Mit Erkenntnissen des Bundesverwaltungsgerichts vom 22.03.2018, Zahlen

1) W215 2119005-1/10E und 2) W215 2160035-1/6E, wurden die Beschwerden gegen Spruchpunkt I. gemäß § 3 Abs. 1 AsylG, in der Fassung BGBl. I Nr. 87/2012, als unbegründet abgewiesen. Das Vorbringen von P1 zu den angeblichen Gründen für ihre Ausreise aus ihrem Herkunftsstaat bzw. zu ihren angeblichen Gründen für ihren Aufenthalt außerhalb des Herkunftsstaates war nicht glaubhaft. Das Bundesverwaltungsgericht ging nach Durchführung einer mündlichen Beschwerdeverhandlung zusammengefasst davon aus, dass P1 keiner wie immer gearteten Verfolgung in ihrem Herkunftsstaat ausgesetzt war und ihr Vorbringen zu den angeblichen Ausreisegründen nicht den tatsächlichen Gegebenheiten entspricht. Es war P1 nicht gelungen, individuelle und konkrete Verfolgungsgründe glaubhaft zu machen, da sie nicht in der Lage war, das Szenario, das zu ihrer Ausreise geführt haben soll, nachvollziehbar und glaubhaft darzustellen.

Mit Erkenntnis vom 12.12.2018, Ra 2018/19/0293-12, Ra 2018/19/0439-12, Ra 2018/19/0387-7, wurden die Erkenntnisse des Bundesverwaltungsgerichtes behoben. Dieses Erkenntnis langte am 15.01.2019 im Bundesverwaltungsgericht ein.

2. Das Vorbringen von P1 zu den angeblichen Gründen für ihre Ausreise aus ihrem Herkunftsstaat bzw. zu ihren angeblichen Gründen für ihren Aufenthalt außerhalb des Herkunftsstaates ist nicht glaubhaft. Es kann nicht festgestellt werden, dass P1 in der Bundesrepublik Somalia einer asylrelevanten Verfolgung ausgesetzt war oder im Falle einer Rückkehr in ihren Herkunftsstaat sein wird.

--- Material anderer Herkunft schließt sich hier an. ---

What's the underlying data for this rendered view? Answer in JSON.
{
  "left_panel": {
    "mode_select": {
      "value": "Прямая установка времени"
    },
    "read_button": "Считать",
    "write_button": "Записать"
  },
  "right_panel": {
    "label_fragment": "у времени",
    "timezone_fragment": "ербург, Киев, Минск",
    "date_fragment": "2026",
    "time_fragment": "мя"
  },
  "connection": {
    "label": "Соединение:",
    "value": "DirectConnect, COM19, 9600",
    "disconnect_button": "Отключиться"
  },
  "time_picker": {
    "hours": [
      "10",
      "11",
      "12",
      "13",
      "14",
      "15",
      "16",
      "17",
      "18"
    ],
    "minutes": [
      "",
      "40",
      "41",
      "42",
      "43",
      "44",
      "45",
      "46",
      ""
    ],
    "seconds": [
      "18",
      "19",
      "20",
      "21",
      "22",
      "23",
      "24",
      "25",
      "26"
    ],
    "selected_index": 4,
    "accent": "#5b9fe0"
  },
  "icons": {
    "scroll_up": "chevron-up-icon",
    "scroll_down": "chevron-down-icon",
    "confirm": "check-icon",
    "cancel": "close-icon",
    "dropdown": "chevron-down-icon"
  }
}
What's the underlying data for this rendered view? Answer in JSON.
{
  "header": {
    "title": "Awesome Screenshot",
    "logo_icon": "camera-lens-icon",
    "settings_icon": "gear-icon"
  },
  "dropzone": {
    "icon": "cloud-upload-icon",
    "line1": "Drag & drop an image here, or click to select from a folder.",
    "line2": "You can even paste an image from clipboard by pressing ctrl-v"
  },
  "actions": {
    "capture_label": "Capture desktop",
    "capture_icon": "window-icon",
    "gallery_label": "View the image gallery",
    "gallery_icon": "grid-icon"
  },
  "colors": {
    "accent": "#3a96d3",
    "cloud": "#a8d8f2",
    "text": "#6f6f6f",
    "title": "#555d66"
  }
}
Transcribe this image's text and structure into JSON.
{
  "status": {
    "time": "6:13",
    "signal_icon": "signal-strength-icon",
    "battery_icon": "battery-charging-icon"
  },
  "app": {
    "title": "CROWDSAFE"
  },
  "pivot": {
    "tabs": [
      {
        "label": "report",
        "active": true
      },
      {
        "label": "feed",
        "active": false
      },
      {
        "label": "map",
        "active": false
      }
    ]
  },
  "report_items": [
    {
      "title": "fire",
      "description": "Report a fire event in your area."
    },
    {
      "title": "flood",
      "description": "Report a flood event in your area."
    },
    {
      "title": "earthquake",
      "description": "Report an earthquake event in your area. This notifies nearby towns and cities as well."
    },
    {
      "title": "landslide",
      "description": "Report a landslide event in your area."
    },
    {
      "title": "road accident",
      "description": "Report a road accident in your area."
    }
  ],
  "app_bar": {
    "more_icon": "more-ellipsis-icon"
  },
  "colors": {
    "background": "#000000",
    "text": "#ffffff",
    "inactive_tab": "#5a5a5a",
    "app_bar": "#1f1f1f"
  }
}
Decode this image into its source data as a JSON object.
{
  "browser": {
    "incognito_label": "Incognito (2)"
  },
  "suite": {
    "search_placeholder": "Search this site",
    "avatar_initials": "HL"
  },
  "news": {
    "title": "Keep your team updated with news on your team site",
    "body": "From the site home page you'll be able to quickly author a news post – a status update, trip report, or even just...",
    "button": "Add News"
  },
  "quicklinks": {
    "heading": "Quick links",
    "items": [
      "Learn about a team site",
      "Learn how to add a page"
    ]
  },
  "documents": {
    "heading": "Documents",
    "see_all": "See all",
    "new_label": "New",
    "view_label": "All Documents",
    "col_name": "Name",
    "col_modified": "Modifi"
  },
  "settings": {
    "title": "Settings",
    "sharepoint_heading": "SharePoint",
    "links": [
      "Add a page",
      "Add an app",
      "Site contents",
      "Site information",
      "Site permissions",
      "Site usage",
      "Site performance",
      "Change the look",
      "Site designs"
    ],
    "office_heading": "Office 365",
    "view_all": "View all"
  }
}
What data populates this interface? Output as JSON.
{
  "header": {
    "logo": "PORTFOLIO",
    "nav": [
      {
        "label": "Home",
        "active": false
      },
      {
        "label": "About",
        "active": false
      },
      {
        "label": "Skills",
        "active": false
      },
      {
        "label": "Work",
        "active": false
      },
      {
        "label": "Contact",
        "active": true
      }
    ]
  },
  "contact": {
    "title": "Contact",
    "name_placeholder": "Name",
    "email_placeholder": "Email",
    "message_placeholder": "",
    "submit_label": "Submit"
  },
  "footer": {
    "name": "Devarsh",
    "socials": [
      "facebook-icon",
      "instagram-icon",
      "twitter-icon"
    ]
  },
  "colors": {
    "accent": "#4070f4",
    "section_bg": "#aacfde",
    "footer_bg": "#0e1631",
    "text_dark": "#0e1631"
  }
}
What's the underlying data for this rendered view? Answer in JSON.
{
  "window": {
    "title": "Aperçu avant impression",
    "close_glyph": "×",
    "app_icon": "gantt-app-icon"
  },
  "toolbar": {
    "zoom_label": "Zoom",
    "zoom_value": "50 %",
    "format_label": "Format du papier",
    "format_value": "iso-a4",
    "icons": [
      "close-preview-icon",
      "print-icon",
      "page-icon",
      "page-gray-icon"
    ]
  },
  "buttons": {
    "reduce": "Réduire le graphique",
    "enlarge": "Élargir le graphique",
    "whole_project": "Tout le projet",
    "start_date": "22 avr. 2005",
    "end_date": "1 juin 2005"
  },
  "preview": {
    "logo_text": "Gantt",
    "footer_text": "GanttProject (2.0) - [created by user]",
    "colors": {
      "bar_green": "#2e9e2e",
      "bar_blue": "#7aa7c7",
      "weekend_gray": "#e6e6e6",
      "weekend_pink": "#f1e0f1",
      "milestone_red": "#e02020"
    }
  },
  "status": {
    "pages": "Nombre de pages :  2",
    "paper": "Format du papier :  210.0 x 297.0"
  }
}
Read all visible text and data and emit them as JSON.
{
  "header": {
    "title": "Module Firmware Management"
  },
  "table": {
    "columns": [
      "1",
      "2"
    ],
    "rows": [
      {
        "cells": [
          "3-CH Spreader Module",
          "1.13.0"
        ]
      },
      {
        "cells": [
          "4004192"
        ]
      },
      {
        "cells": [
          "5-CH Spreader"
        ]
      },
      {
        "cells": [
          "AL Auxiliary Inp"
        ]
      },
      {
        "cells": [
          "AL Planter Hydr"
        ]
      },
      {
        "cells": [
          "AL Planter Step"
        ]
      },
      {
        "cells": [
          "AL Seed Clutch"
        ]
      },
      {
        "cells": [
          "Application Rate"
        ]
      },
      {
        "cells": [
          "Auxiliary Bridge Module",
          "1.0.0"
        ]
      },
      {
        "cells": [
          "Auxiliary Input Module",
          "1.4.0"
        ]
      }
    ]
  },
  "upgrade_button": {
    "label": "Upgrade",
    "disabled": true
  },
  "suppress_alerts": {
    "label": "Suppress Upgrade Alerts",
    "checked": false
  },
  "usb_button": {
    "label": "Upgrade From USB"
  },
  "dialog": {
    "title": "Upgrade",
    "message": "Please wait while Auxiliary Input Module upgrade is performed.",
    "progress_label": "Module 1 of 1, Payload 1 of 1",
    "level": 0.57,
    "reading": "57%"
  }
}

3. Zur Lage im Herkunftsstaat der Beschwerdeführer wird festgestellt:

Allgemein

Das Gebiet von Somalia ist de facto in drei unterschiedliche administrative Einheiten unterteilt:

a) In Süd- und Zentralsomalia, wo auch die Hauptstadt Mogadischu liegt, herrscht in vielen Gebieten Bürgerkrieg. Die somalischen Sicherheitskräfte kämpfen mit Unterstützung der Militärmission der Afrikanischen Union AMISOM gegen die radikalislamistische, al-Qaida-affiliierte al-Schabaab-Miliz. Die Gebiete sind teilweise unter der Kontrolle der Regierung, teilweise unter der Kontrolle der al-Schabaab-Miliz oder anderer Milizen. Diese anderen Milizen sind entweder entlang von Clan-Linien organisiert oder, im Falle der Ahlu Sunna Wal Jama'a, auf Grundlage einer bestimmten religiösen Ausrichtung. Zumindest den

al-Schabaab-Kräften kommen als de facto-Regime Schutzpflichten gegenüber der Bevölkerung in den von ihnen kontrollierten Gebieten gemäß des 2. Zusatzprotokolls zu den Genfer Konventionen zu.

b) Der so genannte Puntland State of Somalia, der das Horn von Afrika im engeren Sinne umfasst, hat sich 1998 mit internationaler Unterstützung konstituiert. Er strebt keine Unabhängigkeit von Somalia an. Es konnten einigermaßen stabile staatliche Strukturen etabliert werden. Al-Schabaab kontrolliert hier keine Gebiete mehr, sondern ist nur noch in wenigen schwer zugänglichen Bergregionen mit Lagern vertreten. Stammesmilizen spielen eine untergeordnete Rolle. Allerdings ist die Grenzziehung im Süden sowie im Nordwesten nicht eindeutig, was immer wieder zu kleineren Scharmützeln und im Süden aktuell zu schwereren gewaltsamen Auseinandersetzungen führt.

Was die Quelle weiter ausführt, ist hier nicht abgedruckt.